# Problème de serveur samba entre Mac OS X et Linux



## LokeuX (19 Avril 2004)

Bonjour a tous, 
Voila le problème.
J'utilise dans mon entreprise des mac et des Linux.
Le problème est que lorsque j'utilise le protocole samba pour transferer des fichiers de l'un à l'autre, sous le shell ca marche très bien, 
mais en interface graphique (sous mac OS X uniquement)ca plante et ca génère un fichier temporaire du type nomdufichier._nomdufichier et la message d'erreur me dit en gros que j'ai pas les droits, alors que je les aient étant donné que sous le shell ça fonctionne.
En interface graphique (Mac OS x) je vois le volume monté, je peux naviguer dedans sans problème, je peux le transferer sur mon disque mais je ne peux pas 'push' un fichier sur la machine linux.
Merci a totu ceux qui se donneront le mal de répondre.


----------



## NightWalker (19 Avril 2004)

LokeuX a dit:
			
		

> Bonjour a tous,
> Voila le problème.
> J'utilise dans mon entreprise des mac et des Linux.
> Le problème est que lorsque j'utilise le protocole samba pour transferer des fichiers de l'un à l'autre, sous le shell ca marche très bien,
> ...



Salut et bienvenu...

Quand tu fais POMME+I sur le volume monté, qu'as-tu au niveau de "Possesseurs et autorisations - Détails" ?  
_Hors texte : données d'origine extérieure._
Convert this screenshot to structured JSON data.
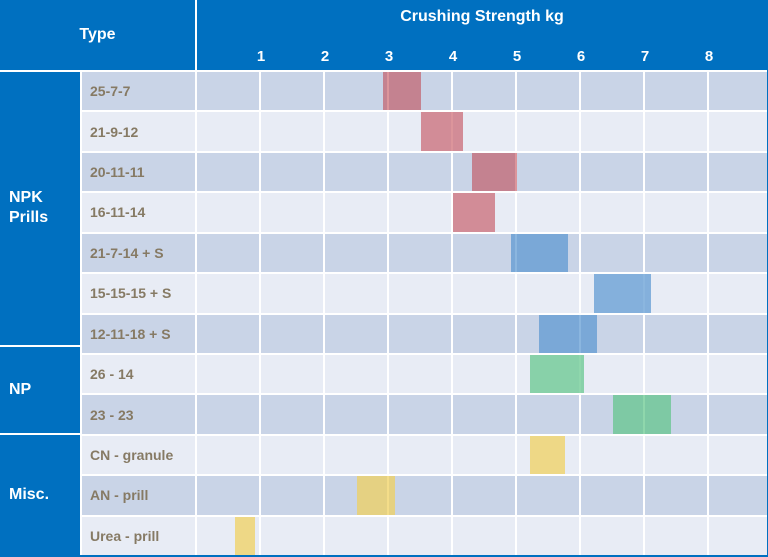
{
  "header": {
    "type_label": "Type",
    "axis_title": "Crushing Strength kg"
  },
  "colors": {
    "header_blue": "#0070c0",
    "row_dark": "#c9d4e7",
    "row_light": "#e8ecf5",
    "grid_line": "#ffffff",
    "row_label_text": "#867a64",
    "red": "rgba(192,62,72,0.55)",
    "blue": "rgba(84,148,208,0.68)",
    "green": "rgba(90,196,132,0.68)",
    "yellow": "rgba(240,208,92,0.72)"
  },
  "chart_data": {
    "type": "bar",
    "orientation": "horizontal-range",
    "title": "Crushing Strength kg",
    "xlabel": "Crushing Strength kg",
    "ylabel": "Type",
    "xlim": [
      0,
      8.9
    ],
    "x_ticks": [
      1,
      2,
      3,
      4,
      5,
      6,
      7,
      8
    ],
    "grid": true,
    "legend": false,
    "groups": [
      {
        "name": "NPK Prills",
        "rows": [
          {
            "label": "25-7-7",
            "range": [
              2.9,
              3.5
            ],
            "color_key": "red"
          },
          {
            "label": "21-9-12",
            "range": [
              3.5,
              4.15
            ],
            "color_key": "red"
          },
          {
            "label": "20-11-11",
            "range": [
              4.3,
              5.0
            ],
            "color_key": "red"
          },
          {
            "label": "16-11-14",
            "range": [
              4.0,
              4.65
            ],
            "color_key": "red"
          },
          {
            "label": "21-7-14 + S",
            "range": [
              4.9,
              5.8
            ],
            "color_key": "blue"
          },
          {
            "label": "15-15-15 + S",
            "range": [
              6.2,
              7.1
            ],
            "color_key": "blue"
          },
          {
            "label": "12-11-18 + S",
            "range": [
              5.35,
              6.25
            ],
            "color_key": "blue"
          }
        ]
      },
      {
        "name": "NP",
        "rows": [
          {
            "label": "26 - 14",
            "range": [
              5.2,
              6.05
            ],
            "color_key": "green"
          },
          {
            "label": "23 - 23",
            "range": [
              6.5,
              7.4
            ],
            "color_key": "green"
          }
        ]
      },
      {
        "name": "Misc.",
        "rows": [
          {
            "label": "CN - granule",
            "range": [
              5.2,
              5.75
            ],
            "color_key": "yellow"
          },
          {
            "label": "AN - prill",
            "range": [
              2.5,
              3.1
            ],
            "color_key": "yellow"
          },
          {
            "label": "Urea - prill",
            "range": [
              0.6,
              0.9
            ],
            "color_key": "yellow"
          }
        ]
      }
    ]
  }
}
En fait, tu es sur Jaguar ou Panther ?


----------



## supermoquette (19 Avril 2004)

es-tu obligé de passer par samba? il me semble que le protocol NFS est implémenté?


----------



## LokeuX (19 Avril 2004)

je suis sous panther
en fait le problème est apparu depuis la version 10.2.3
donc au niveau de possesseurs et autorisation, j'ai lecture et écriture.
Donc je ne vois franchement pas
Surtout que j'ai chmod les repertoires en question à 777, donc je sais pas


----------



## LokeuX (19 Avril 2004)

Bah a priori le boss il veut du samba donc...
je suis censé lui résoudre le problème...


----------



## LokeuX (19 Avril 2004)

en fait il génère un fichier ._nomdufichier.extention
mais que le temps du message d'erreur
dès que je fait ok il disparait.
Y a til un autre forum plus spécialisé réseau qui pourrait m'aider?


----------



## NightWalker (19 Avril 2004)

LokeuX a dit:
			
		

> en fait il génère un fichier ._nomdufichier.extention
> mais que le temps du message d'erreur
> dès que je fait ok il disparait.
> Y a til un autre forum plus spécialisé réseau qui pourrait m'aider?



Le fichier ._quelquechose est normal, ce fichier est censé contenir les ressources du fichier Mac. Il n'est pas visible sous Mac car ça fait partie de son architecture. Comme le transfer ne s'est pas fait, ce fichier est effacé en même temps que le fichier original...

Essaye de faire comme ça :  dans Finder "Aller - se connecter au serveur" et là tu tapes SMB://AdresseIPduServeur...


----------



## Archaon42 (17 Mars 2008)

Ce topic est ancien mais j'ai aujourd'hui le même probleme.

Un linux tourne dans une machine virtuelle sur mon mac. Le partage samba a été confé par un admin sys et semble ne pas poser de probleme à ceux qui font tourner le linux (qui héberge le serveur samba) dans une VM sur un windows.

Je trouve quelque chose étrange. Quand je me connecte en ssh sur le linux je vois que le proprietaire est www-data et que les droits sont en 666 (mis par mes soins).

Une fois le partage monté sur mac os (/Volumes/www-data) si je fais un petit ls -la je vois que le propriétaire des fichiers est Archaon (mon user sur mac) et que les droits affichés sont en 700.

Est-ce normal ?

Mon problème aujourd'hui est que j'aimerais pouvoir lire et modifier les fichiers de ce partage samba à partir d'un logiciel sur mon mac. J'arrive bien à les lire mais une erreur se produit quand j'essaye de sauvegarder mon travail. L'erreur est que je n'ai pas les droits...


----------



## bompi (18 Mars 2008)

Ça, c'est vraiment de la tambouille de configuration Samba. Je déplace côté réseau (mais que fait ce fil dans Mac OS X ? je m'interroge )
Déjà, il faudrait utiliser non pas le compte du Mac mais celui de Samba (sur Linux) pour se connecter.
Et ce login est :
- soit défini dans Samba ;
- soit un login du système Linux que reprend Samba (ça se voit dans _/etc/smb.conf_).


----------